8. Evaluation Tools to Know
In your current Phase 8 material
07_evaluation.ipynbintroduces core RAG evaluation thinking andragas
In the cloned RAG_Techniques repository
-
evaluation/evaluation_deep_eval.ipynbUse when you want broader LLM-judge style evaluation for correctness, faithfulness, and contextual relevancy. -
evaluation/evaluation_grouse.ipynbUse when you want a more structured contextual grounding evaluation framework and judge-oriented meta-evaluation.
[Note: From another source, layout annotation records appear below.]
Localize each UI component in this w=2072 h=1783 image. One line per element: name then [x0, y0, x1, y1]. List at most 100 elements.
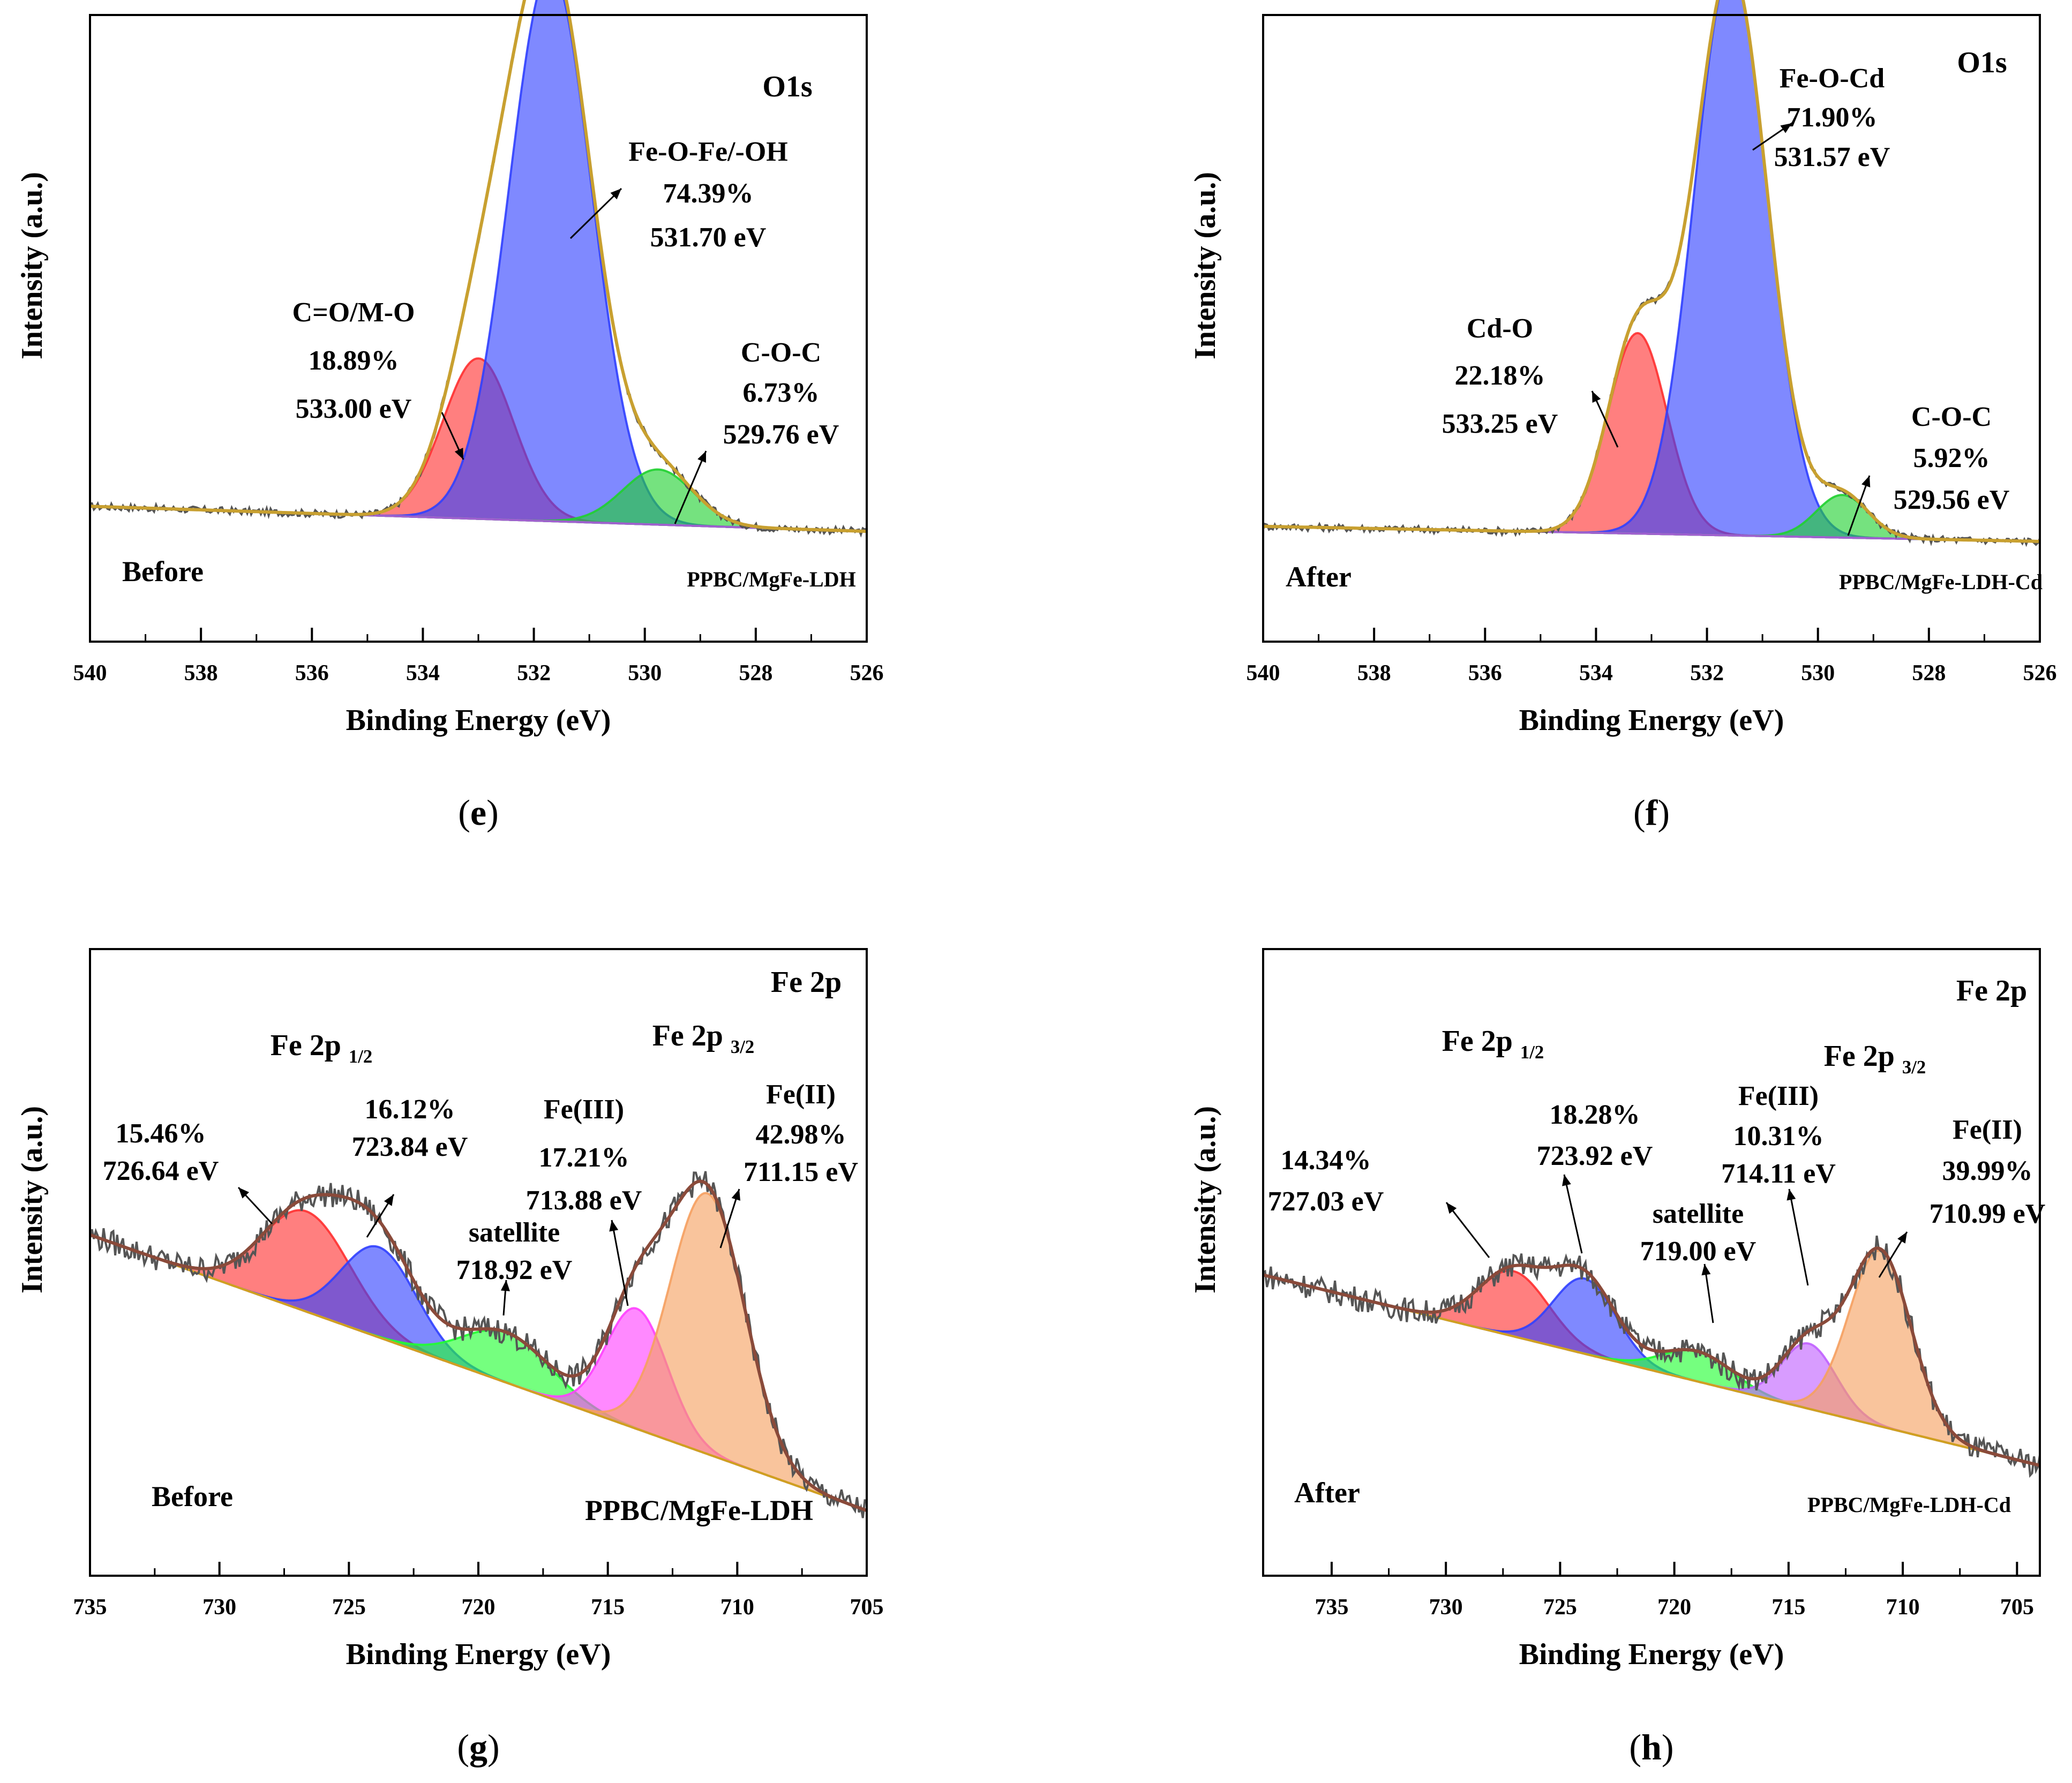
- annotation-g-5-line-1: 17.21%: [539, 1142, 629, 1173]
- annotation-f-1-line-2: 531.57 eV: [1774, 142, 1890, 172]
- panel-tag-h: (h): [1629, 1727, 1673, 1767]
- fit-envelope-f: [1263, 0, 2040, 543]
- sample-label-h: PPBC/MgFe-LDH-Cd: [1807, 1493, 2011, 1517]
- baseline-g: [89, 1233, 867, 1512]
- state-label-h: After: [1294, 1477, 1360, 1509]
- arrowhead-g-3: [384, 1194, 394, 1206]
- y-axis-title-h: Intensity (a.u.): [1189, 1106, 1222, 1293]
- x-tick-label-h-4: 715: [1771, 1595, 1805, 1620]
- x-tick-label-f-0: 540: [1247, 661, 1280, 686]
- annotation-h-3-line-0: 18.28%: [1550, 1100, 1640, 1130]
- x-tick-label-h-6: 705: [2000, 1595, 2034, 1620]
- y-axis-title-f: Intensity (a.u.): [1189, 172, 1222, 359]
- arrowhead-h-3: [1562, 1175, 1571, 1186]
- y-axis-title-e: Intensity (a.u.): [16, 172, 49, 359]
- x-axis-title-e: Binding Energy (eV): [346, 704, 611, 737]
- annotation-f-2-line-0: C-O-C: [1911, 402, 1992, 432]
- annotation-g-5-line-0: Fe(III): [544, 1094, 624, 1125]
- x-tick-label-g-5: 710: [720, 1595, 754, 1620]
- arrowhead-g-6: [731, 1189, 741, 1201]
- plot-frame-e: [89, 14, 868, 643]
- annotation-g-3-line-0: 16.12%: [365, 1094, 455, 1125]
- annotation-h-6-line-2: 710.99 eV: [1930, 1199, 2046, 1229]
- arrow-e-1: [569, 187, 622, 239]
- annotation-h-4-line-0: satellite: [1653, 1199, 1744, 1229]
- annotation-h-1: Fe 2p 3/2: [1824, 1040, 1926, 1078]
- annotation-h-5-line-2: 714.11 eV: [1721, 1158, 1836, 1189]
- sample-label-g: PPBC/MgFe-LDH: [585, 1494, 813, 1526]
- sample-label-e: PPBC/MgFe-LDH: [687, 567, 856, 591]
- state-label-f: After: [1286, 561, 1352, 593]
- x-tick-label-g-3: 720: [462, 1595, 496, 1620]
- panel-tag-g: (g): [457, 1727, 499, 1767]
- plot-frame-f: [1262, 14, 2041, 643]
- annotation-g-6-line-1: 42.98%: [756, 1119, 846, 1150]
- annotation-h-6-line-1: 39.99%: [1942, 1156, 2033, 1186]
- x-tick-label-e-7: 526: [850, 661, 884, 686]
- fit-envelope-h: [1263, 1246, 2040, 1468]
- x-tick-label-f-5: 530: [1801, 661, 1835, 686]
- annotation-h-4-line-1: 719.00 eV: [1640, 1236, 1756, 1267]
- arrow-e-2: [674, 450, 707, 524]
- annotation-e-0-line-0: C=O/M-O: [292, 297, 415, 328]
- chart-panel-f: 540 538 536 534 532 530 528 526 Binding Energy (…: [1189, 0, 2057, 833]
- state-label-e: Before: [122, 555, 204, 588]
- arrowhead-e-2: [697, 451, 706, 463]
- annotation-g-0: Fe 2p 1/2: [271, 1029, 373, 1067]
- annotation-e-0-line-1: 18.89%: [309, 345, 399, 376]
- annotation-h-3-line-1: 723.92 eV: [1537, 1141, 1653, 1171]
- x-tick-label-g-6: 705: [850, 1595, 884, 1620]
- x-tick-label-h-0: 735: [1315, 1595, 1348, 1620]
- x-tick-label-f-7: 526: [2023, 661, 2057, 686]
- annotation-f-0-line-2: 533.25 eV: [1442, 409, 1558, 439]
- x-tick-label-h-3: 720: [1657, 1595, 1691, 1620]
- x-axis-title-g: Binding Energy (eV): [346, 1638, 611, 1671]
- x-tick-label-h-2: 725: [1543, 1595, 1577, 1620]
- x-tick-label-h-5: 710: [1886, 1595, 1920, 1620]
- annotation-h-2-line-0: 14.34%: [1281, 1145, 1371, 1176]
- x-tick-label-e-3: 534: [406, 661, 440, 686]
- x-tick-label-e-5: 530: [628, 661, 662, 686]
- x-tick-label-f-4: 532: [1690, 661, 1724, 686]
- panel-tag-f: (f): [1633, 792, 1670, 833]
- annotation-g-2-line-1: 726.64 eV: [103, 1156, 219, 1186]
- fit-envelope-e: [89, 0, 867, 533]
- annotation-h-6-line-0: Fe(II): [1953, 1115, 2022, 1145]
- x-tick-label-e-4: 532: [517, 661, 551, 686]
- arrowhead-h-4: [1701, 1264, 1711, 1276]
- spectrum-label-h: Fe 2p: [1956, 974, 2027, 1007]
- annotation-h-5-line-0: Fe(III): [1738, 1081, 1819, 1111]
- annotation-g-4-line-1: 718.92 eV: [456, 1255, 573, 1285]
- fit-envelope-g: [89, 1179, 868, 1513]
- sample-label-f: PPBC/MgFe-LDH-Cd: [1839, 570, 2043, 594]
- annotation-h-0: Fe 2p 1/2: [1442, 1025, 1544, 1063]
- arrow-h-5: [1788, 1188, 1809, 1286]
- annotation-e-1-line-1: 74.39%: [663, 178, 754, 209]
- annotation-f-2-line-1: 5.92%: [1913, 443, 1990, 473]
- annotation-e-0-line-2: 533.00 eV: [296, 394, 412, 424]
- arrowhead-e-1: [610, 189, 621, 200]
- annotation-e-1-line-2: 531.70 eV: [650, 222, 767, 253]
- x-axis-title-f: Binding Energy (eV): [1519, 704, 1784, 737]
- state-label-g: Before: [152, 1480, 233, 1513]
- spectrum-label-e: O1s: [762, 70, 812, 103]
- annotation-g-5-line-2: 713.88 eV: [526, 1185, 642, 1216]
- annotation-g-2-line-0: 15.46%: [116, 1118, 206, 1149]
- x-tick-label-e-6: 528: [739, 661, 772, 686]
- annotation-g-3-line-1: 723.84 eV: [352, 1132, 468, 1162]
- annotation-g-4-line-0: satellite: [469, 1217, 560, 1248]
- arrowhead-f-1: [1780, 123, 1792, 133]
- annotation-g-6-line-0: Fe(II): [766, 1079, 836, 1110]
- x-tick-label-e-2: 536: [295, 661, 329, 686]
- annotation-g-1: Fe 2p 3/2: [652, 1019, 755, 1057]
- x-tick-label-g-4: 715: [591, 1595, 625, 1620]
- y-axis-title-g: Intensity (a.u.): [16, 1106, 49, 1293]
- arrowhead-g-2: [238, 1187, 250, 1199]
- chart-panel-e: 540 538 536 534 532 530 528 526 Binding Energy (…: [16, 0, 884, 833]
- spectrum-label-g: Fe 2p: [771, 966, 842, 999]
- annotation-f-1-line-1: 71.90%: [1787, 102, 1878, 133]
- x-tick-label-f-1: 538: [1357, 661, 1391, 686]
- annotation-e-2-line-1: 6.73%: [743, 378, 820, 408]
- x-tick-label-f-3: 534: [1579, 661, 1613, 686]
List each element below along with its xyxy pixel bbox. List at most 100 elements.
Good default evaluation stack
For most learners, the practical default is:
- retrieval metrics with a labeled test set
ragasfor faithfulness and answer relevance- manual failure review on the hardest 20 questions
Only add more judge frameworks if you need them.
9. Shipping Criteria
Do not ship an “improved” RAG system unless it clears all of these:
- Beats the baseline on the question category it was meant to improve.
- Does not regress badly on easier question categories.
- Keeps latency and cost within an acceptable range.
- Improves failure behavior, not just average-case scores.
That last point matters. A production RAG system is judged as much by how it fails as by how it answers.
10. Recommended Phase 8 Workflow
Use this order in your project work:
- build the baseline
- create the benchmark set
- measure retrieval quality
- measure answer quality
- add one advanced technique
- rerun the benchmark
- study failure cases
- either keep the change or revert it
That workflow is much better than stacking techniques without measurement.